I went around CES Unveiled like a puppy in a room full of chew toys, taking in all the sights and sites, shaking hands and taking in spiels. It was while watching some robots running around my feet (I do love robots) that I noticed something that not just I would fancy, but maybe a couple hundred people I know. There next to a nice case with Mickey Mouse’s face on it was a stylus for the iPad, the fanciest looking stylus I had ever seen and next to it was a partially completed drawing of Mickey himself on an iPad. I startled everyone, including myself a bit, breaking the robots’ spell by starting to ask questions about the stylus which I now noticed had Mickey’s body on it. It was part of the Disney Creativity Studio, an iPad app that not only let you draw connect the dots or color in Mickey and Friends but could actually teach you how to draw them and save your work online. The folks at eKid.com were even nice enough to give me the opportunity to check it out in a robot free environment.
Disney Creativity Studio:
This app was remarkable before I got to fully utilize it and discover it’s depth. First it teaches you to connect the dots on your favorite characters which helps develop shape association with parts of the character that might not have crossed your mind. After doing this a few times it teaches you the general shapes and guide lines that will help figure out drawing the figure without dots. So for example Mickey you make a crude circle for his head then have curved lines almost like a globe’s equator and another up and down to give you placement location for the eyes when he is looking off in a direction whereas if he is looking straight on you draw a circle and cross a + right through the middle of it. This is something that they do at the Animation Academy at Disney’s California Adventure but then there is only one character at a time available and it isn’t one on one like this.
Next there are pictures of the characters fully drawn so you can practice coloring them in, in or outside the lines just like the studios do. Finally when all is well and practiced they give you a blank page and a great palette to work from making your own works of art you can save, post online or just send to someone you love. Basically this program takes you from not being able to draw a straight line (where one is needed) into being able to draw your Disney favorites like a professional. Then you can teach it in Disney’s California Adventure!
Pixel’D:
The way I see this program is Disney’s Photoshop For Beginners. It gives you plenty of backgrounds to work with, they give you plenty of clip art (if they don’t have what you want you can buy more for dirt cheap) and writing in different styles. You can make single page pixel heavy artwork or make a bunch with the same background and movement in them to create animation. I started with a Cars background, threw down the Evil Queen, re-sized her to the perfect height and named it “Marriage.” (I kid I kid, I deleted my atrocity knowing a kid could do better) There are lots of possibilities all of which have huge pixeled fun!

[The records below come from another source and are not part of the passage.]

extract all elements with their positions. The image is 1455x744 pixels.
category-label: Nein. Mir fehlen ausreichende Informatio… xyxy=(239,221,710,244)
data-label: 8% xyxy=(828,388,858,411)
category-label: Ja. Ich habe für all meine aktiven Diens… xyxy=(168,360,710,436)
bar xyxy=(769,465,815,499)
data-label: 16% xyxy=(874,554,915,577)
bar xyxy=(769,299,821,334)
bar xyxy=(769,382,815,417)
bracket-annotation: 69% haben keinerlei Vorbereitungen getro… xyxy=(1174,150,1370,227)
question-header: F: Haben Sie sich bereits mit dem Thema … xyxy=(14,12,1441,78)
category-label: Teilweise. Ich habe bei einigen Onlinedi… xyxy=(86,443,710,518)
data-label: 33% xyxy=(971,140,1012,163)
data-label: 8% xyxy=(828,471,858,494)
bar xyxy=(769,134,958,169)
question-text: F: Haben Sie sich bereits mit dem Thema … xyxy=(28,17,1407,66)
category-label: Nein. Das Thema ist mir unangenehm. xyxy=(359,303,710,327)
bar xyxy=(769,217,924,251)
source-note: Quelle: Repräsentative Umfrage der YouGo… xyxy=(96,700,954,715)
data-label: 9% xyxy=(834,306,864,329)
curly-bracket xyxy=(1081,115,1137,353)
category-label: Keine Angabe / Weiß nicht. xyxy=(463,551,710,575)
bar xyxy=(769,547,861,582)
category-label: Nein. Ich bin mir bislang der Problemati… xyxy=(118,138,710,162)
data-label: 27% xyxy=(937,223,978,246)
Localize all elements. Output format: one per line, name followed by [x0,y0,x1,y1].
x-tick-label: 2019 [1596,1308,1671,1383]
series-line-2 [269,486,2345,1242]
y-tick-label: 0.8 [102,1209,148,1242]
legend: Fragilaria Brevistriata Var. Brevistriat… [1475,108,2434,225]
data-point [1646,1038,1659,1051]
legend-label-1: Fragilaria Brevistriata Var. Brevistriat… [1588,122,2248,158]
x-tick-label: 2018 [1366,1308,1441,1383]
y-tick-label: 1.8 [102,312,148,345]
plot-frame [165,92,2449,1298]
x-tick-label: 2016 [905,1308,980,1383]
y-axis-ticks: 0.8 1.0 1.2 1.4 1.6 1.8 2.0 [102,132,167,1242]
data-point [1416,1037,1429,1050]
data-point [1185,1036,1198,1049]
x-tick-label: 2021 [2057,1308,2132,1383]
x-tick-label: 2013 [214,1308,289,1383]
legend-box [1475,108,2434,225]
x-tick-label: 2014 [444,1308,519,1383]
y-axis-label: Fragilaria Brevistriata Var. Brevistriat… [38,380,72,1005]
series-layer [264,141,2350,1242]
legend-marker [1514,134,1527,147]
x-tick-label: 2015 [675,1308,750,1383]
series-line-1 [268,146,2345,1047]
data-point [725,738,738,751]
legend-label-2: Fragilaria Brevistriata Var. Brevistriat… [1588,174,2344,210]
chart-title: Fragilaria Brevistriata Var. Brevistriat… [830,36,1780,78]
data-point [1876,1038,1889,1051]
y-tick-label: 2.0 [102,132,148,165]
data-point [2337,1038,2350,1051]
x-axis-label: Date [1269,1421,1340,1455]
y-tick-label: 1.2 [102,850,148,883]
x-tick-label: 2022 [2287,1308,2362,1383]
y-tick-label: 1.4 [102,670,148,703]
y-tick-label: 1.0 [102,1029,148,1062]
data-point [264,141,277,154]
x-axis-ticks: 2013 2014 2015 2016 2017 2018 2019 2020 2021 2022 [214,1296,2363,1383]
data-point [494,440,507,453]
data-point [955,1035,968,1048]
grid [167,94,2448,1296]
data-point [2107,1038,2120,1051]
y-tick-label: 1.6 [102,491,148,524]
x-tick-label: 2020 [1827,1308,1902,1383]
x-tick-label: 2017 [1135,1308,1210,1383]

The Stylus With All The Style:
The piece which tie these programs and all your artistic efforts together is the Mickey Mouse stylus. Not even close to being just any stylus. this one could be argued to be the last stylus you ever need to buy. Kids may literally think it is Disney magic. There is no reason in the world to make them think different, let them have it while they can. The reality is that this is a next step in technology that people really need to get to know. You can draw with it in a thin line, click the top like you would a pen and your stylus brush turns into a crayon, click it again and it is like a paint brush, all giving distinct lines and characteristics associated with the medium, so if you do a brush stroke and lift the stylus at the end of the stroke it splashes outward like real paint would, a single stroke with a crayon will have breakups at the crayon’s imperfect waxy drawing material. You can be drawing in one color and shake the stylus three times in your hand and it starts drawing a rainbow of colors like some amazing magic marker. And if you make a mistake you flip it over and the stylus senses you have turned the “eraser” end to the paper and you erase with it. Most of the steps done with the stylus can be done in the program without it by hovering and clicking but the stylus makes it all… well magic.
Last Call:
I count myself lucky to have been distracted by shiny robots and stumbled upon a piece of Disney magic resting on a table, waiting to be moved around in broad strokes like a wizard’s wand that awakens brooms. This is the perfect addition to Disney products, teaching kids of all ages to draw their favorite friends, color them in or put them in pixelated adventures. Maybe future imagineers and animators will point to this item as the piece that decided their future.